“We were living under the tyranny of keywords - you only find what you already know to look for. LinqAlpha helped us break that pattern.”
— Kate (Minji) Kim, Portfolio Manager, MUST Asset Management
About MUST Asset Management
Founded in 2006, MUST Asset Management is one of Korea’s longest-standing long-only equity firms, known for its disciplined, bottom-up investment philosphy and collaborative research culture.
The firm’s Korea-focused equity portfolio has consistently delivered over 22% annualized gross returns since its first fund launch in 2009. The team maintains a strong focus on consumer-facing (B2C) holdings and has long been recognized as an early adopter of innovative technology. Operating under its distinctive “N-divided-by-1” decision model, seven portfolio managers share equal accountability for every investment — a structure that enforces analytical rigor and collective conviction.
The Challenge: The Tyranny of Keywords
By 2024, MUST’s analysts were tracking a rapidly expanding universe of information - from earnings transcripts to consumer sentiment and online discourse.
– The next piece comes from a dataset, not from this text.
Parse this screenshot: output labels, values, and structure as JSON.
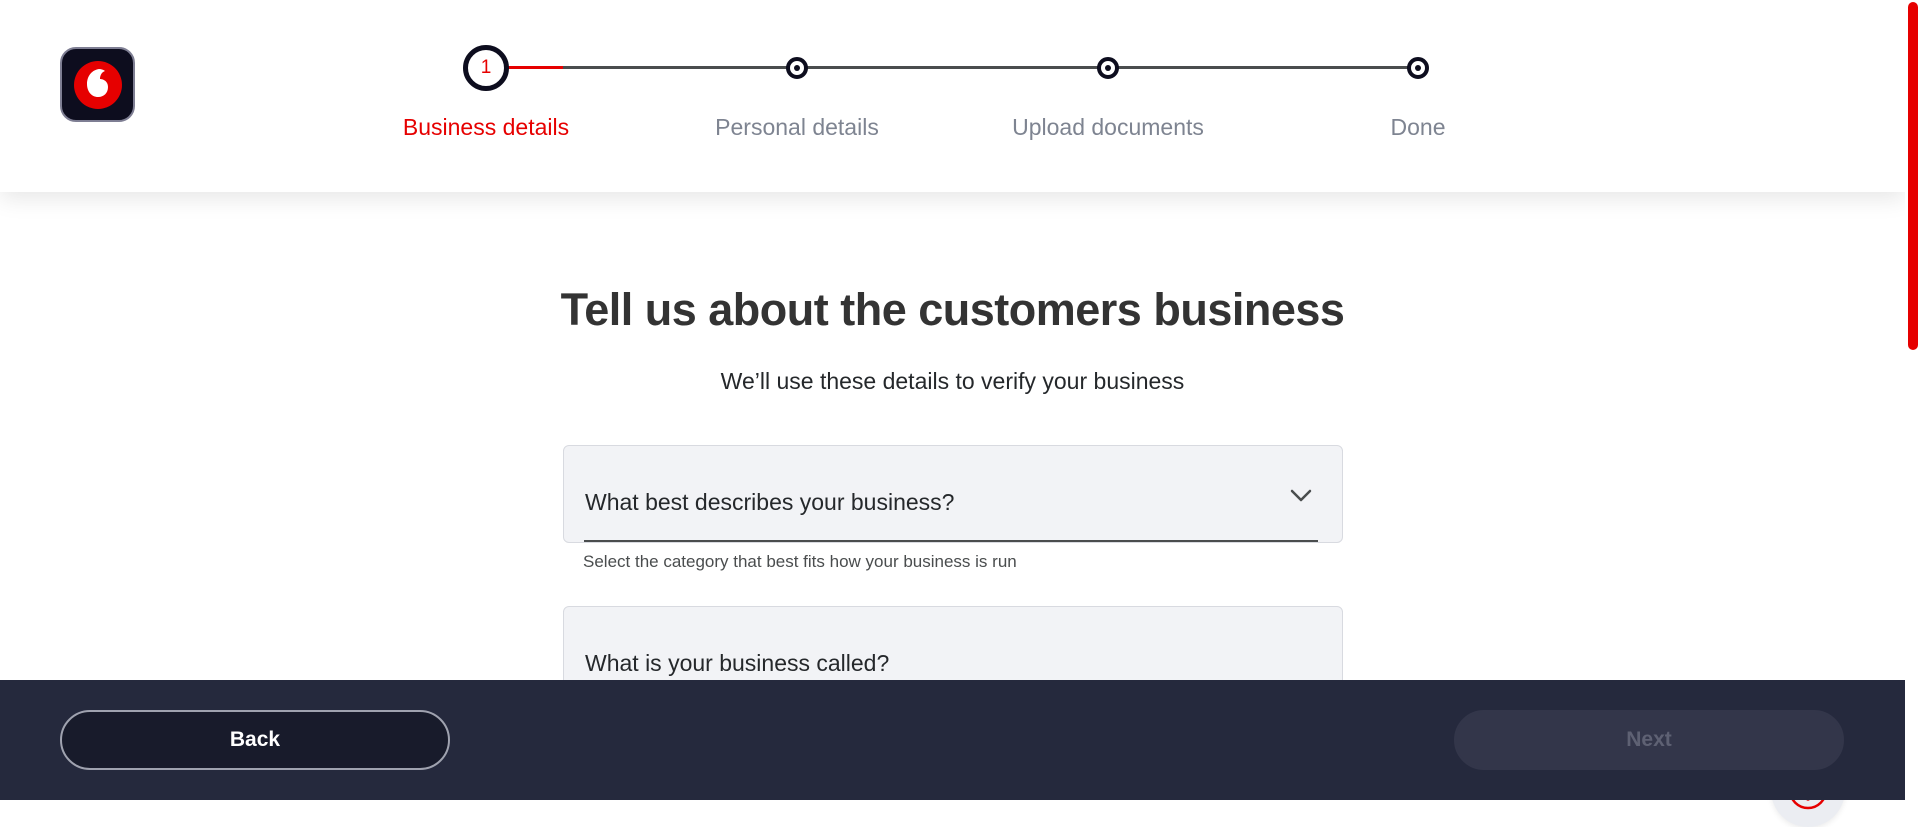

But as data multiplied, clarity diminished. Traditional search tools forced analysts to rely on keywords, limiting discovery to what they already knew to ask. The result was what Kim describes as the “tyranny of keywords” - a research process that was rich in data but poor in signal.
“We knew we had all the information,” recalls Kim. “What we lacked was a way to see how sentiment was shifting - to connect the dots across time, not just capture snapshots.”
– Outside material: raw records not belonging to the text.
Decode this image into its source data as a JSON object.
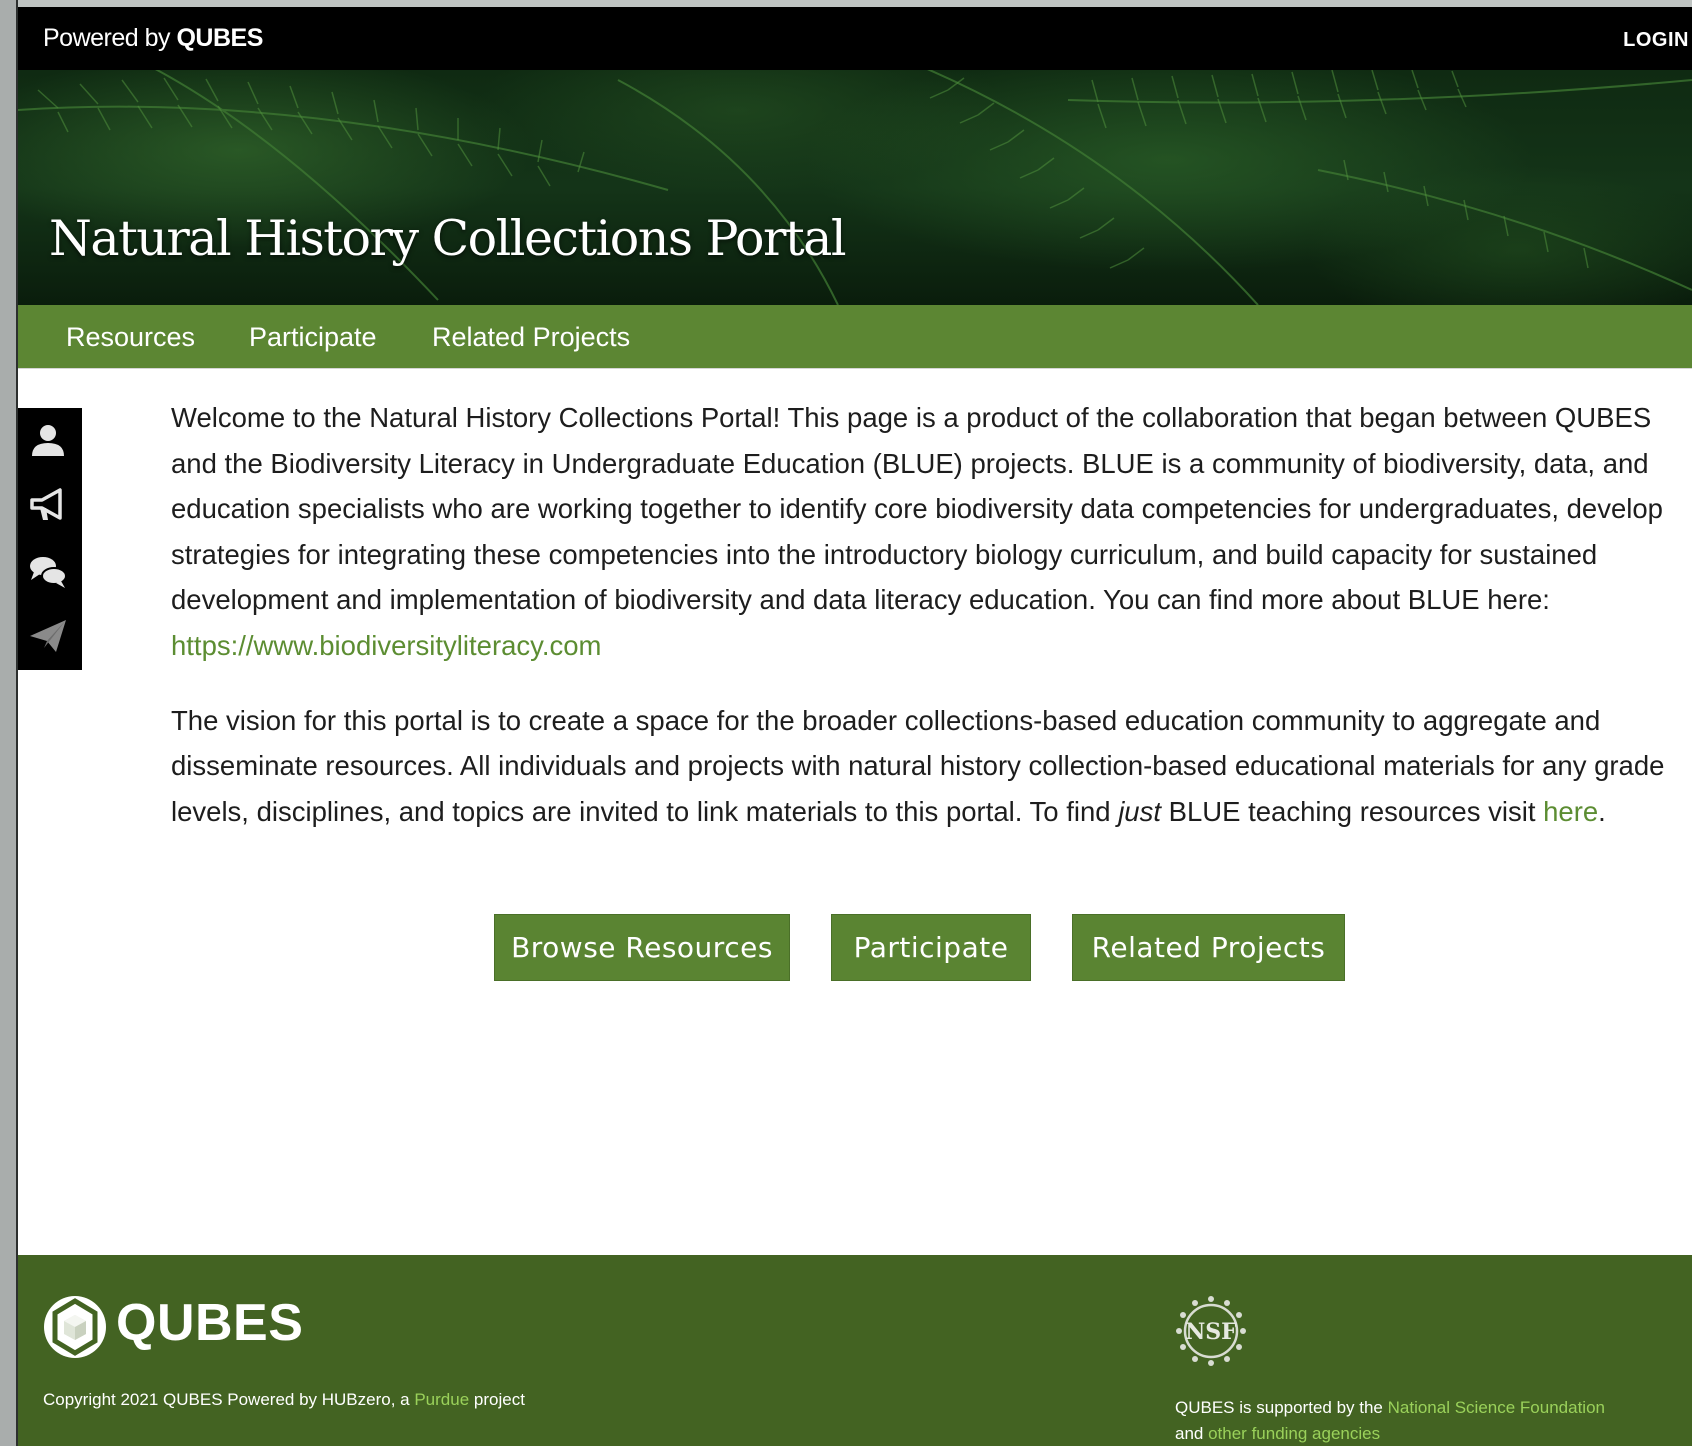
{
  "topbar": {
    "powered_prefix": "Powered by",
    "powered_brand": "QUBES",
    "login": "LOGIN"
  },
  "hero": {
    "title": "Natural History Collections Portal"
  },
  "nav": {
    "items": [
      {
        "label": "Resources"
      },
      {
        "label": "Participate"
      },
      {
        "label": "Related Projects"
      }
    ]
  },
  "sidebar_tools": [
    {
      "icon": "user-icon"
    },
    {
      "icon": "megaphone-icon"
    },
    {
      "icon": "chat-bubbles-icon"
    },
    {
      "icon": "paper-plane-icon"
    }
  ],
  "content": {
    "para1_text": "Welcome to the Natural History Collections Portal! This page is a product of the collaboration that began between QUBES and the Biodiversity Literacy in Undergraduate Education (BLUE) projects. BLUE is a community of biodiversity, data, and education specialists who are working together to identify core biodiversity data competencies for undergraduates, develop strategies for integrating these competencies into the introductory biology curriculum, and build capacity for sustained development and implementation of biodiversity and data literacy education. You can find more about BLUE here: ",
    "para1_link": "https://www.biodiversityliteracy.com",
    "para2_text_a": "The vision for this portal is to create a space for the broader collections-based education community to aggregate and disseminate resources. All individuals and projects with natural history collection-based educational materials for any grade levels, disciplines, and topics are invited to link materials to this portal. To find ",
    "para2_em": "just",
    "para2_text_b": " BLUE teaching resources visit ",
    "para2_link": "here",
    "para2_end": "."
  },
  "buttons": {
    "browse": "Browse Resources",
    "participate": "Participate",
    "related": "Related Projects"
  },
  "footer": {
    "brand": "QUBES",
    "copyright_a": "Copyright 2021 QUBES Powered by HUBzero, a ",
    "copyright_link": "Purdue",
    "copyright_b": " project",
    "nsf_label": "NSF",
    "support_a": "QUBES is supported by the ",
    "support_link1": "National Science Foundation",
    "support_b": "and ",
    "support_link2": "other funding agencies"
  },
  "colors": {
    "nav_green": "#5c8633",
    "footer_green": "#436322",
    "link_green": "#5c8d32",
    "footer_link": "#9ad15a"
  }
}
The team needed a way to observe narrative changes dynamically, uncover early indicators of sentiment shifts, and keep pace with market developments without being buried in backward-looking reports.
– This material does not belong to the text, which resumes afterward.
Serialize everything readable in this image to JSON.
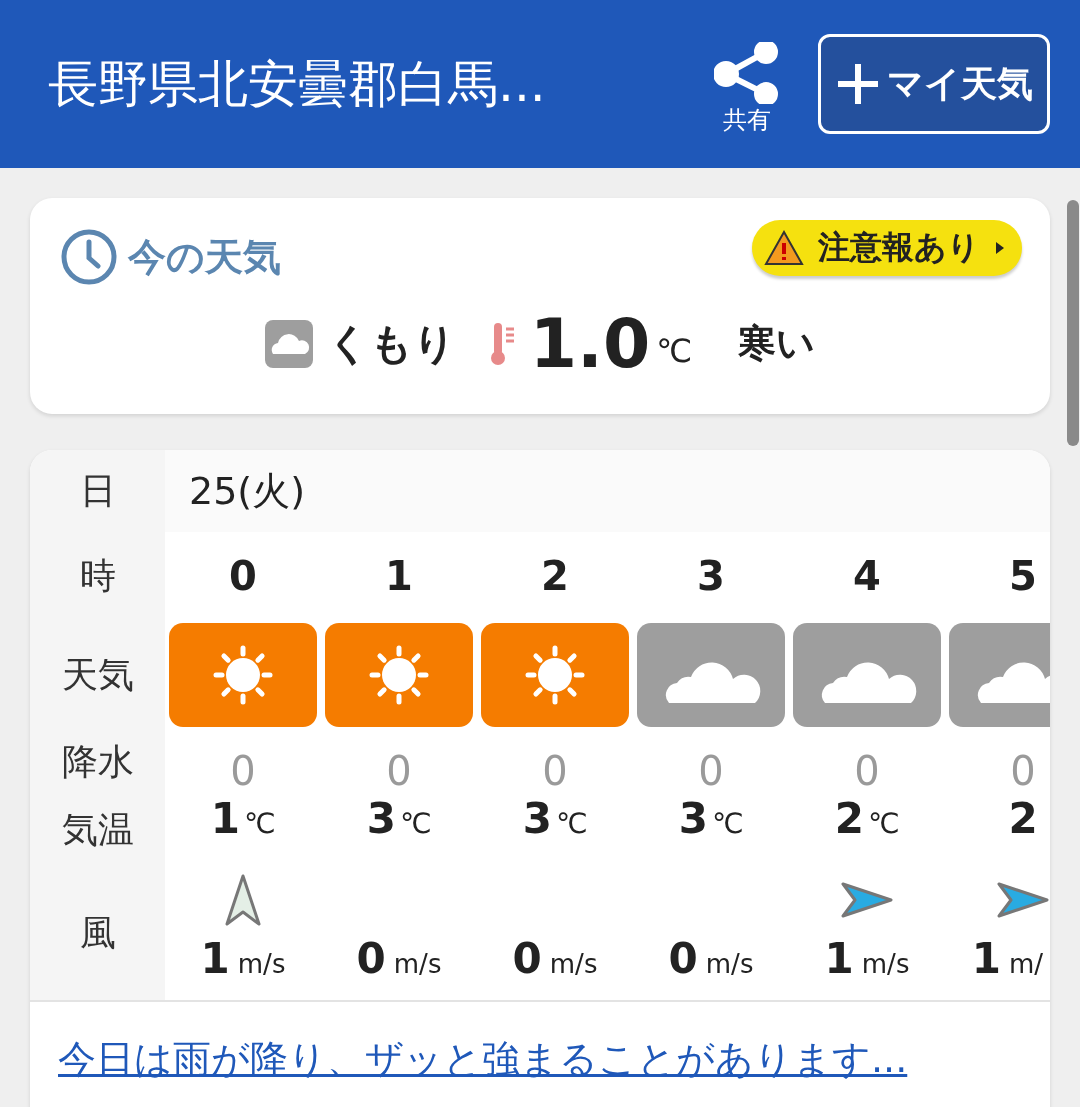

This question sparked LinqAlpha’s first version of a social media monitoring system, designed to help investors read market psychology by observing time-series developments in social media post volume - the foundation for what later became LinqAlpha’s Social Media Analysis Agent.
Co-Designing the Social Media Analysis Agent
This collaboration marked one of LinqAlpha’s early design partnerships, where LinqAlpha engineers and MUST’s investment team worked side-by-side to translate real research workflows into product capability. The result was the Social Media Analysis Agent - an AI agent that transforms unstructured online conversations into structured, time-series insight.
The goal was clear: to help analysts detect and visualize market sentiment shifts before they appear in headlines by transforming unstructured online activity into structured, interpretable insight.
• The Agent enables analysts to visualize how narratives evolve across time, tracking sentiment and attention flows across public social channels.
• For consumer and internet sectors, it surfaces early indicators of changing tone or emerging themes, which analysts can overlay with stock performance to identify inflection points sooner.
• Its intuitive time-series chart replaces manual search with proactive discovery — showing when interest is accelerating or fading in real time.
In parallel, Earnings Manager complements this workflow by automatically delivering earnings summaries, First Takes, and direct links to calls, ensuring analysts stay informed without manual effort. Together, these Agents exemplify how LinqAlpha builds in partnership with the industry - solving the problems investors face daily through practical, co-designed solutions.
“It’s about spotting what’s changing sooner - and having those signals surface automatically, not after the fact.”
Impact: Building the Future of Research
With LinqAlpha’s Social Media Analysis Agent, MUST’s analysts can now see evolving narratives across time for the companies they follow, while Earnings Manager keeps them continuously informed through real-time updates and structured takeaways. What once required hours of searching and reading now happens in minutes.
For LinqAlpha, this collaboration reflects the foundation of its design partnership model: building research tools directly with the analysts who use them. By turning social sentiment and earnings data into time-series signals and integrating them seamlessly into daily workflows, LinqAlpha helps research teams move faster without losing depth or context.
Each product milestone begins with a real problem from the field - and ends with a practical system that gives investors clearer visibility, faster reactions, and more confidence in their judgment.